Labour MP Austin Mitchell has a blog (he calls it a WeBLOG). Well, it’s a bit like a blog, but it doesn’t allow comments so it’s not really a blog. And it has a really horrible blink effect on some of the text that gives you a headache if you look at it for more than thirty seconds. It’s almost as if he doesn’t want you to read it. Thank goodness for RSS readers.

Anyway, today on his “blog” he writes about blogs. I’ll quote the whole thing so you don’t have to suffer the blinking.

Dont join the chorus of praise for the Blogsphere as a new dimension of democracy which will liberate the people from dependence on old media.

Crap. Blogging is a forum for gossip, character assassination, sensation and expose. It is inherently anti-government and conservative because prejudice is easier to get over than serious explanation. Just like Talk Radio.

So the strongest practitioners are Republicans like Drudge or rank Tories like Ian Dale and Guido Fawkes, leaving this as the only voice of sense, semi-socialism, freedom, truth and justice.

Even so its an intellectual feast compared to You Tube, My Space and the rest. Theyre the ten second sound bites, playgrounds for manipulation, synthetic situations, thespians and gimmicks. Leave them to Cameron and Blair and dont rot your brain.

Let’s overlook the slight weirdness of using a blog to say that blogs are crap. And let’s forgive the bigheadedness that leads him to claim that his site is the only source of sanity of the web.
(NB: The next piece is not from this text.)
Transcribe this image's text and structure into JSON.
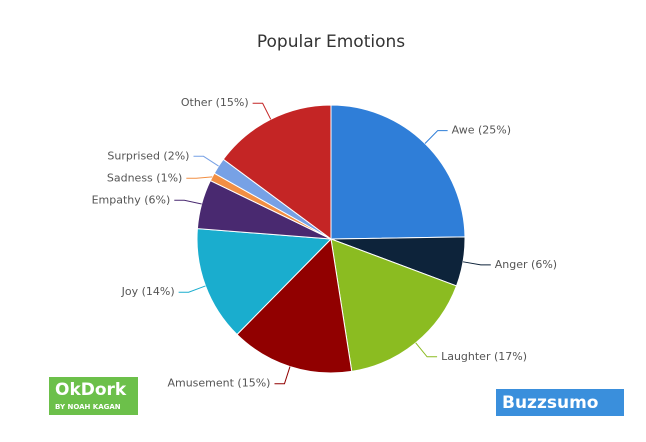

It’s far more interesting that he has picked up on bloggers like Ian [sic] Dale and Paul Staines (aka Guido Fawkes) and is holding them up as representative examples of political blogs.

This is exactly the problem that Tim Ireland has been talking about a lot recently. Because people like Dale and Staines shout loudly, they are seen by many people as the best examples of British political blogs. It’s very likely that they are two of the most widely read British political blogs. And people will assume a) that all political blogs are like that and b) that all political blogs have to be like that.
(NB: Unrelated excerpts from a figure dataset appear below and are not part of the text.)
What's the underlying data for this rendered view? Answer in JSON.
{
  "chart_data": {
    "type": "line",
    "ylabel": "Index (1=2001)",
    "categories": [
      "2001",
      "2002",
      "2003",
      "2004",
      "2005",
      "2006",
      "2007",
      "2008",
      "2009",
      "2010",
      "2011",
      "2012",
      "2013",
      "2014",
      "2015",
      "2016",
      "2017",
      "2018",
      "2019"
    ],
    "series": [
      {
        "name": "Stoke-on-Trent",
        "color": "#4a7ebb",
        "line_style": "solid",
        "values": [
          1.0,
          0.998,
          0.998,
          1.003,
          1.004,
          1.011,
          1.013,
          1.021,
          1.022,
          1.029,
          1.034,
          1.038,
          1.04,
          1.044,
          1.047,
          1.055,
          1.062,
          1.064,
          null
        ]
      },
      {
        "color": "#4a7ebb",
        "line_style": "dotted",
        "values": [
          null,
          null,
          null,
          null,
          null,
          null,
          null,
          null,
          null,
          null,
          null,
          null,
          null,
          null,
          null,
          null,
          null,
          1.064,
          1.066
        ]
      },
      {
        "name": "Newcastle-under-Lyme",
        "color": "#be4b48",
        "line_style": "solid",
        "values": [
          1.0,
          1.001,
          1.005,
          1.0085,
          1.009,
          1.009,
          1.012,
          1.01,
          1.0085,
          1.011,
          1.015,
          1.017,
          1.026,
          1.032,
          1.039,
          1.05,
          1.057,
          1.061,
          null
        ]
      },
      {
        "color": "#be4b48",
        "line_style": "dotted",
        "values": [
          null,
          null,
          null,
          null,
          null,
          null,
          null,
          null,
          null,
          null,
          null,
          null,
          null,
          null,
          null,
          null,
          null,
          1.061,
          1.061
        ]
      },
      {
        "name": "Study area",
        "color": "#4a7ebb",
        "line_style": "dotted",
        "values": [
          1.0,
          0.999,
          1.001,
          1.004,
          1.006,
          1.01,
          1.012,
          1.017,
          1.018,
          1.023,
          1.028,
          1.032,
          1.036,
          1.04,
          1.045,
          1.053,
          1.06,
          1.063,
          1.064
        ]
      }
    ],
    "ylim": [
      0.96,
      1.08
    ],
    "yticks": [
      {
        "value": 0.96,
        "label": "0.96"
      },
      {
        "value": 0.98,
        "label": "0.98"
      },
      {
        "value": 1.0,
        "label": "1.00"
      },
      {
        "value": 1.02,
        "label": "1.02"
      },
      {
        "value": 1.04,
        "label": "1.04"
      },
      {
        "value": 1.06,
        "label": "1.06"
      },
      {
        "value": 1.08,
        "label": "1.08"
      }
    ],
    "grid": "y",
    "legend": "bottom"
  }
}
Dale and Staines are not good examples of political blogs. It’s worrying that a politician like Mitchell thinks that they are. There are civilised British political blogs. There are blogs where intelligent discussion is encouraged. There are blogs where dissenting comments aren’t just deleted. Take a look at my blogroll and you’ll see links to some of them.

It’s just a shame that this civilised side of the blogosphere has been eclipsed by people like Dale and Staines.

Update: It seems that Internet Explorer ignores the blink effect. So if you really must read Austin Mitchell’s blog then you should probably use IE. And I never thought I’d be recommending IE for anything.

One comment

  1. The main problem with blogs is that they have to be regularly updated to keep people interested, but most people don’t actually have all that much that’s worth saying!